Sen. Terry Rice (R-Waldron) told Hutchinson that he hasn't heard from a single voter who wants to "lose their right to vote" for justices. Hutchinson replied, "If you ask voters ‘Do you want to give up the right to vote?’ it’s going to be a unanimous ‘no.’ I’ve talked to voters as well. When you explain the situation, they realize ‘You know what? I don’t have a clue what I’m voting for [in judicial races]. I only voted for someone because of the title by their name," or for other arbitrary reasons.

Sen. Irvin pointed out to Hutchinson that Chief Justice Dan Kemp, who was elected in 2016, is from a small town — Irvin's own Mountain View. "He did not have the resources or the backing," Irvin said. "He really just worked his butt off. ... He campaigned relentlessly."

Hutchinson said he is a "big fan of Chief Justice Kemp" and agreed that "he did work his tail off" in the campaign.
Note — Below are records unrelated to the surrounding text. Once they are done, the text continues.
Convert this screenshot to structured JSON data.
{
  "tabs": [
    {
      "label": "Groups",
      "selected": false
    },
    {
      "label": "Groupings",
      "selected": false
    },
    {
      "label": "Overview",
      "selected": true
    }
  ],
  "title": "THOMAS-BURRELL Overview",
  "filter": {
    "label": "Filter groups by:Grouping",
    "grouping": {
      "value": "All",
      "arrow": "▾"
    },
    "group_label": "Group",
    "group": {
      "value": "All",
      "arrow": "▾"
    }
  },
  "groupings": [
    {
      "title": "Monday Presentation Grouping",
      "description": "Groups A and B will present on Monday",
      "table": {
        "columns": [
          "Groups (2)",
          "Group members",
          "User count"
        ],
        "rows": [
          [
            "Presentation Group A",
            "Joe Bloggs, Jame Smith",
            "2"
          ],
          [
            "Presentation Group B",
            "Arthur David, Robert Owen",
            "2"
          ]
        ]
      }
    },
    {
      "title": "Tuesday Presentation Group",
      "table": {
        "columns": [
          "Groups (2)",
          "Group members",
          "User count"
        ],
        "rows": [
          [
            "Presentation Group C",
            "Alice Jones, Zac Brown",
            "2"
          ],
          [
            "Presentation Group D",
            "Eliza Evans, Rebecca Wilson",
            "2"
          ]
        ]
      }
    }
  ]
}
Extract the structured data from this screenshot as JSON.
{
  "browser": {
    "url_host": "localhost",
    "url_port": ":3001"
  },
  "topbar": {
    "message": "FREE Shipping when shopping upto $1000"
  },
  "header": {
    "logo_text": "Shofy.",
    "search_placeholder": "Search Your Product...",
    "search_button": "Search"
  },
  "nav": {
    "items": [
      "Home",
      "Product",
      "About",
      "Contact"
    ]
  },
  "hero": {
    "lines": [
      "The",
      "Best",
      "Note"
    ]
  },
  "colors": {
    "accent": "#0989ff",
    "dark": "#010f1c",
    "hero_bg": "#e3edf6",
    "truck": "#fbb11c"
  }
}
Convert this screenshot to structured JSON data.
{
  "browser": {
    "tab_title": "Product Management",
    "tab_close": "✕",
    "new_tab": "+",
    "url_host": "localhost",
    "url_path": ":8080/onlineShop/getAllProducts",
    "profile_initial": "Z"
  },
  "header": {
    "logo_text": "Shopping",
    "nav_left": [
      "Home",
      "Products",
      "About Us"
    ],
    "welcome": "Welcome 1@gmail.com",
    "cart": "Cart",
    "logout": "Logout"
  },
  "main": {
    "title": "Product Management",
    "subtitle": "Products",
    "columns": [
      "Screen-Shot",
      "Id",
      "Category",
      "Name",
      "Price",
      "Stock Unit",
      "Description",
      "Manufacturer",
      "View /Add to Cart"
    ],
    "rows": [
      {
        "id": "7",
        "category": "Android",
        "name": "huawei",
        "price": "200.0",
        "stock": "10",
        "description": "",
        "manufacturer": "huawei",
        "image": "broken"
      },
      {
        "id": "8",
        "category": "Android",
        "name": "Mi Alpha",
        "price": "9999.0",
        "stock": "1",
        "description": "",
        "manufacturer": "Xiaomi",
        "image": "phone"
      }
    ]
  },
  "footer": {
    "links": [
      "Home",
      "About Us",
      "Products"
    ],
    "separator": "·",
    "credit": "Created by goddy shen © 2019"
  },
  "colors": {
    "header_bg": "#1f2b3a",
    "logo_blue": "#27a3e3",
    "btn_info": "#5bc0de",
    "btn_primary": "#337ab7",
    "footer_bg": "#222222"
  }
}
But, he added, an outside group spent vast sums of money to elect him in that race. "He may have very well won without it … but he wasn’t somebody who spent $20,000 and won statewide."
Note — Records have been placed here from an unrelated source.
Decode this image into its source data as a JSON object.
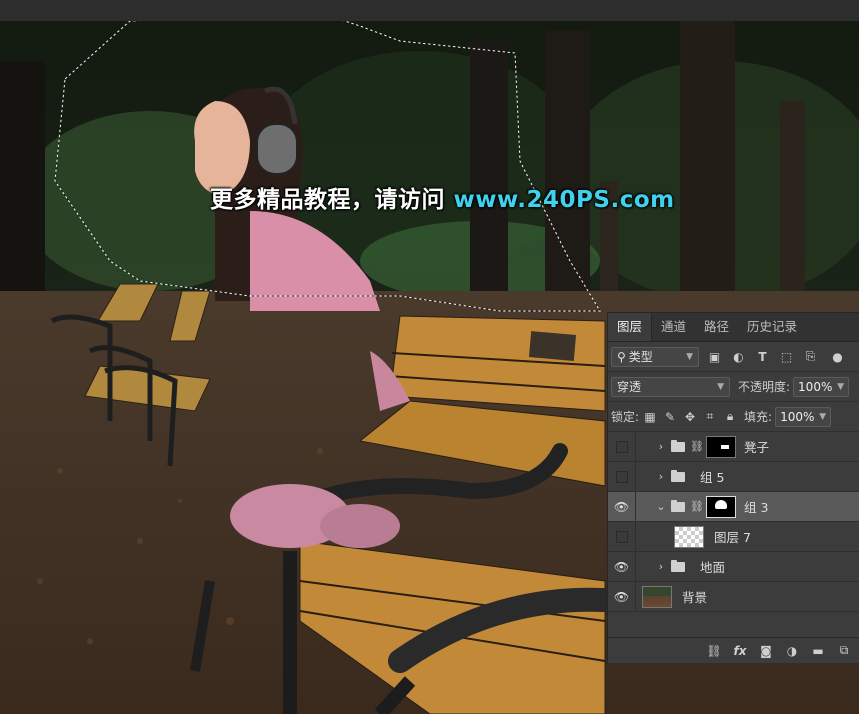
{
  "watermark": {
    "text": "更多精品教程，请访问 ",
    "url": "www.240PS.com"
  },
  "layers_panel": {
    "tabs": [
      "图层",
      "通道",
      "路径",
      "历史记录"
    ],
    "active_tab": "图层",
    "filter": {
      "kind_label": "类型"
    },
    "blend_mode": "穿透",
    "opacity_label": "不透明度:",
    "opacity_value": "100%",
    "lock_label": "锁定:",
    "fill_label": "填充:",
    "fill_value": "100%",
    "layers": [
      {
        "name": "凳子",
        "type": "group-with-mask",
        "visible": false,
        "active": false
      },
      {
        "name": "组 5",
        "type": "group",
        "visible": false,
        "active": false
      },
      {
        "name": "组 3",
        "type": "group-with-mask",
        "visible": true,
        "active": true,
        "expanded": true
      },
      {
        "name": "图层 7",
        "type": "pixel-transparent",
        "visible": false,
        "active": false
      },
      {
        "name": "地面",
        "type": "group",
        "visible": true,
        "active": false
      },
      {
        "name": "背景",
        "type": "pixel-photo",
        "visible": true,
        "active": false
      }
    ],
    "footer_icons": [
      "link-icon",
      "fx-icon",
      "mask-icon",
      "adjustment-icon",
      "new-group-icon",
      "new-layer-icon"
    ]
  }
}
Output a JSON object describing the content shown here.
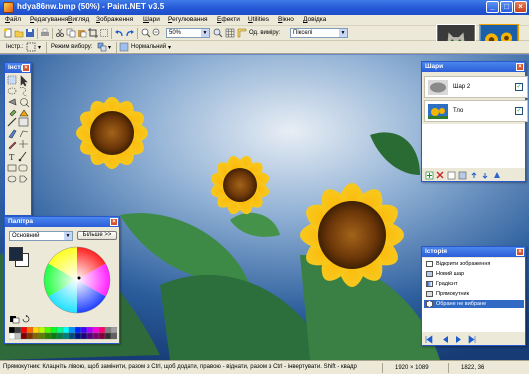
{
  "window": {
    "title": "hdya86nw.bmp (50%) - Paint.NET v3.5",
    "minimize_glyph": "_",
    "maximize_glyph": "□",
    "close_glyph": "×"
  },
  "menu": [
    "Файл",
    "Редагування",
    "Вигляд",
    "Зображення",
    "Шари",
    "Регулювання",
    "Ефекти",
    "Utilities",
    "Вікно",
    "Довідка"
  ],
  "toolbar": {
    "zoom_value": "50%",
    "sampling_label": "Од. виміру:",
    "units_value": "Пікселі",
    "tool_label": "Інстр.:",
    "selection_mode_label": "Режим вибору:",
    "blend_mode_value": "Нормальний"
  },
  "panels": {
    "tools": {
      "title": "Інстр"
    },
    "layers": {
      "title": "Шари",
      "items": [
        {
          "label": "Шар 2",
          "checked": "✓"
        },
        {
          "label": "Тло",
          "checked": "✓"
        }
      ]
    },
    "palette": {
      "title": "Палітра",
      "mode_value": "Основний",
      "more_button": "Більше >>"
    },
    "history": {
      "title": "Історія",
      "items": [
        {
          "label": "Відкрити зображення"
        },
        {
          "label": "Новий шар"
        },
        {
          "label": "Градієнт"
        },
        {
          "label": "Прямокутник"
        },
        {
          "label": "Обране не вибране"
        }
      ]
    }
  },
  "statusbar": {
    "hint": "Прямокутник: Клацніть лівою, щоб замінити, разом з Ctrl, щоб додати, правою - віднати, разом з Ctrl - інвертувати. Shift - квадр",
    "image_size": "1920 × 1089",
    "cursor_pos": "1822, 36"
  },
  "colors": {
    "titlebar": "#2458d6",
    "panel_bg": "#ece9d8",
    "selection": "#316ac5",
    "primary_color": "#1b2a3e",
    "secondary_color": "#ffffff"
  }
}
The committee took no action on any measure today, but Hutchinson said after the meeting that he was resigned to the lack of interest in his amendment. Hutchinson said he would be supporting a bill by Rep. Clarke Tucker (D-Little Rock) that would attempt to shine a light on spending by outside groups in Arkansas elections, judicial and otherwise. Reporting"dark money" spent on electioneering would be a step forward, the senator said. Hutchinson said he would prefer disclosing all dark money spending — as Tucker's bill attempts to do — not just spending on judicial races. He also said he'd support a transparency bill by Rep. Jana Della Rosa (R-Rogers) to make campaign finance reports searchable to the public.